Marcelinho ist jetzt 31, sein Vertrag wäre im kommenden Sommer ohnehin ausgelaufen. Hertha hat schon vor einiger Zeit den Emanzipationsprozess eingeleitet, der mit dem Verkauf des Brasilianers nun endgültig abgeschlossen ist. Die Berliner haben Gilberto und Yildiray Bastürk geholt, zwei technisch gute Spieler, und schon in der vergangenen Saison hat Bastürk weitgehend die Rolle des Spielmachers ausgefüllt, während Marcelinho immer weiter in den Sturm rückte. Schleichend ist ihm bei Hertha das Vertrauen entzogen worden, das er in immer kürzeren Abständen enttäuscht hat.

Die Liste seiner Verfehlungen ist lang, doch Marcelinho musste erst zum vierten Mal hintereinander den Trainingsauftakt verpassen und gleich zehn Tage zu spät aus dem Sommerurlaub nach Deutschland zurückkehren, ehe Manager Dieter Hoeneß die Geduld verlor. „Marcelinho hat einen besonderen Wert für die Mannschaft, deshalb genießt er eine Sonderstellung“, hat Hoeneß vor etwas mehr als einem Jahr gesagt. Das erklärt die Nachsicht, die er lange hat walten lassen.

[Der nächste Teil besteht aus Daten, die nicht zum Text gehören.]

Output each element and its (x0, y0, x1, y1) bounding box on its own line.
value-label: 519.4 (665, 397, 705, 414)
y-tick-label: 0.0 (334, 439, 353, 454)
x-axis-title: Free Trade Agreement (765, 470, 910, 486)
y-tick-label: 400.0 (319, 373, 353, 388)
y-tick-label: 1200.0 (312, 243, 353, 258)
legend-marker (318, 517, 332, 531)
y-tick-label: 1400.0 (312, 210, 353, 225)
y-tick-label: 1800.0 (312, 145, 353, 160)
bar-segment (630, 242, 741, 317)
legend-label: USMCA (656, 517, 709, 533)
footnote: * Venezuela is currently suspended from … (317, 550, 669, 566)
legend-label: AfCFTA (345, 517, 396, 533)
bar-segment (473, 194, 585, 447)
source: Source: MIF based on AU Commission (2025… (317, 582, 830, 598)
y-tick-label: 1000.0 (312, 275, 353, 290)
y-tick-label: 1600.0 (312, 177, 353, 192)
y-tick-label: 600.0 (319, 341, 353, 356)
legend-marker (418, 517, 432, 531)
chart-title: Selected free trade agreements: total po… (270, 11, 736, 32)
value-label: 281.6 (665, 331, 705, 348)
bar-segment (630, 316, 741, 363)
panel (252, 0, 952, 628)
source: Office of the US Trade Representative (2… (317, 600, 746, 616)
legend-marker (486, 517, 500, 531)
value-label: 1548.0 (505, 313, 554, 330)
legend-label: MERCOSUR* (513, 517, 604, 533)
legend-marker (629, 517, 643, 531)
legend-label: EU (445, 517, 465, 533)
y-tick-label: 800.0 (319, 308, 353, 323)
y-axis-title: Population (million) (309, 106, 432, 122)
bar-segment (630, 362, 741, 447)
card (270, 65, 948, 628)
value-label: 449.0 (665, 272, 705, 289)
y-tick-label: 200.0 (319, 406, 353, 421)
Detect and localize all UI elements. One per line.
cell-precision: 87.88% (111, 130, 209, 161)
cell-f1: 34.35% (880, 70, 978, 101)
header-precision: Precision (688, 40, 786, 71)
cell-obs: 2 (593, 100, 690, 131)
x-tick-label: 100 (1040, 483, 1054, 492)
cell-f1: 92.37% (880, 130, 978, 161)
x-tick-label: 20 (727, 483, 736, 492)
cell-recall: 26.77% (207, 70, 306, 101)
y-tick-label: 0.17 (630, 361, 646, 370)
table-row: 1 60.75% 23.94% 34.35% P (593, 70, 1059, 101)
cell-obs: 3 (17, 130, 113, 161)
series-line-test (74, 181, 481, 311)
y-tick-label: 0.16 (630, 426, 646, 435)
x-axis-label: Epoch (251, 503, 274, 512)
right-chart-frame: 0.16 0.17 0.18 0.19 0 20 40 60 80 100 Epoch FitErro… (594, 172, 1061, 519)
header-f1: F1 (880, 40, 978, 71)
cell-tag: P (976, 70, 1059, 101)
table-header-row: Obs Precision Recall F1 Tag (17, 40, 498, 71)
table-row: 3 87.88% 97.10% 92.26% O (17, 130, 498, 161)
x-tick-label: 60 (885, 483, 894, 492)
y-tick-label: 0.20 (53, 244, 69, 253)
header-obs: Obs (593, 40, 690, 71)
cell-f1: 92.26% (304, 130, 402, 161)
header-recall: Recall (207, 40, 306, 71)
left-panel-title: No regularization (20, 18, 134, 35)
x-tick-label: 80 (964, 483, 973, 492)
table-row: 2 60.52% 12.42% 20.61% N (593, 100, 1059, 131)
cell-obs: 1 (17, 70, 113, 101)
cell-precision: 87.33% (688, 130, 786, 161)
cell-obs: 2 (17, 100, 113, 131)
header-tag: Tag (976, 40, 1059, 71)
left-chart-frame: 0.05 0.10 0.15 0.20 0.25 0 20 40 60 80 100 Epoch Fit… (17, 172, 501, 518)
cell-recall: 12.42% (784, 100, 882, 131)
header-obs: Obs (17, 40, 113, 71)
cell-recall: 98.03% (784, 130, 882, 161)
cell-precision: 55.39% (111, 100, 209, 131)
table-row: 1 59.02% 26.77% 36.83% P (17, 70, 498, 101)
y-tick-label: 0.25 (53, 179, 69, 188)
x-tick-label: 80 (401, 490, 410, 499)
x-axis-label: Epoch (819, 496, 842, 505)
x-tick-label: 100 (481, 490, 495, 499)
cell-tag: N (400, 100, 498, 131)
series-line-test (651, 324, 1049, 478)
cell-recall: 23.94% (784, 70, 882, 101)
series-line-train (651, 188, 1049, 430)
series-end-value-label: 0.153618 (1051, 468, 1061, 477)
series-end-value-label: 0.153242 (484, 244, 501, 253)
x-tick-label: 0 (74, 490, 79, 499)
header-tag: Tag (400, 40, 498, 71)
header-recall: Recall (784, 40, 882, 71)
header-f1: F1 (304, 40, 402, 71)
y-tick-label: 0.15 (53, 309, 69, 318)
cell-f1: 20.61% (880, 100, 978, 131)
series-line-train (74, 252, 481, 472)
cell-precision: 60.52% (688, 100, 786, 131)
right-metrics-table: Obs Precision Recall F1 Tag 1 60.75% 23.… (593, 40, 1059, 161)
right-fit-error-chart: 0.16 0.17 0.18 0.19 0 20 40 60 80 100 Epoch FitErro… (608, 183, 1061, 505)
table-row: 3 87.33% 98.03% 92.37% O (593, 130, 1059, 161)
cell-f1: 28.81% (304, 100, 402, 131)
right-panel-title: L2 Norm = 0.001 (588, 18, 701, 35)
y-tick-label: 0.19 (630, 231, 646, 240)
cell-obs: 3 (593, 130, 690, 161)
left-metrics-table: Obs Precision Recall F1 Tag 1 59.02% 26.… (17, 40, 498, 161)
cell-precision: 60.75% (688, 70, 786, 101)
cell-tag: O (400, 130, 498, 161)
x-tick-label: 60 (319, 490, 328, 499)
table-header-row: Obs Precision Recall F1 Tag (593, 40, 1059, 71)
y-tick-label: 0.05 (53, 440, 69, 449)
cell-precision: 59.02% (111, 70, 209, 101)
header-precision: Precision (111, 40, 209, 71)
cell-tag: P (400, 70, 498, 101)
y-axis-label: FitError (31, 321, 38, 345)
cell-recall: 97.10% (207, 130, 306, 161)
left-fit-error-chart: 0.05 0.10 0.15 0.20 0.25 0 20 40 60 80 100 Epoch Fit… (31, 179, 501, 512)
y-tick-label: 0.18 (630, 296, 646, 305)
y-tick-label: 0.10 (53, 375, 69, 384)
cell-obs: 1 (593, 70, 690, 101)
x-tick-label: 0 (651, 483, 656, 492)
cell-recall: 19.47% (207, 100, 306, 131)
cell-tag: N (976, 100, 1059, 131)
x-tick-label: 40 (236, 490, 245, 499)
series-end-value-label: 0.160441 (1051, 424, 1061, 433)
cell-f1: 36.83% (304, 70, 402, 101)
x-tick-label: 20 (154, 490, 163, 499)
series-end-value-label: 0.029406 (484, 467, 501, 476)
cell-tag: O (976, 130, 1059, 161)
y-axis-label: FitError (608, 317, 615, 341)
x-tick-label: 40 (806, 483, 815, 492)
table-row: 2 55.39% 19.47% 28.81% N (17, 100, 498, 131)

Mit Marcelinho war es jedenfalls nie langweilig. Er feierte bis morgens um halb fünf Karneval – nachdem die Mannschaft gerade aus dem Uefa-Cup ausgeschieden war. Er fuhr betrunken über den Kaiserdamm – mit 120 Stundenkilometern. Er schlug Kapitän Arne Friedrich ins Gesicht, weil der ihn zu mehr Einsatz in der Defensive angehalten hatte – und kam tags darauf als Zeichen tätiger Reue eine halbe Stunde zu spät zum Training. Sonntags kam er oft gar nicht, weil er sich krank gemeldet hatte. Oder er brachte seine beiden Kinder mit zum Trainingsplatz. „Du musst hoffen, dass vernünftige Spieler wie Niko Kovac oder Christian Fiedler das nicht auch machen“, hat Herthas früherer Trainer Hans Meyer einmal gesagt. „Sonst braucht du gar nicht mehr zu trainieren, sondern kannst gleich einen Kindergarten aufmachen.“

Marcelinho war nie vernünftig. Er hat Fußball gespielt, gelebt und gefeiert. Er hat seine Freunde mitgebracht aus Paraiba, einer armen Provinz im Nordosten Brasiliens, und ihnen den Daueraufenthalt in Berlin finanziert. Marcelinho brauchte ein bisschen Heimat in der Fremde, und er konnte den Gönner spielen. Das hat er so lange getan, bis er selbst fast pleite war. Doch kaum hatte Hertha ihm einen Finanzberater besorgt, wurde bekannt, dass Marcelinho mit einem Bekannten in der Nähe des Ku’damms Räume für eine Diskothek gemietet hatte.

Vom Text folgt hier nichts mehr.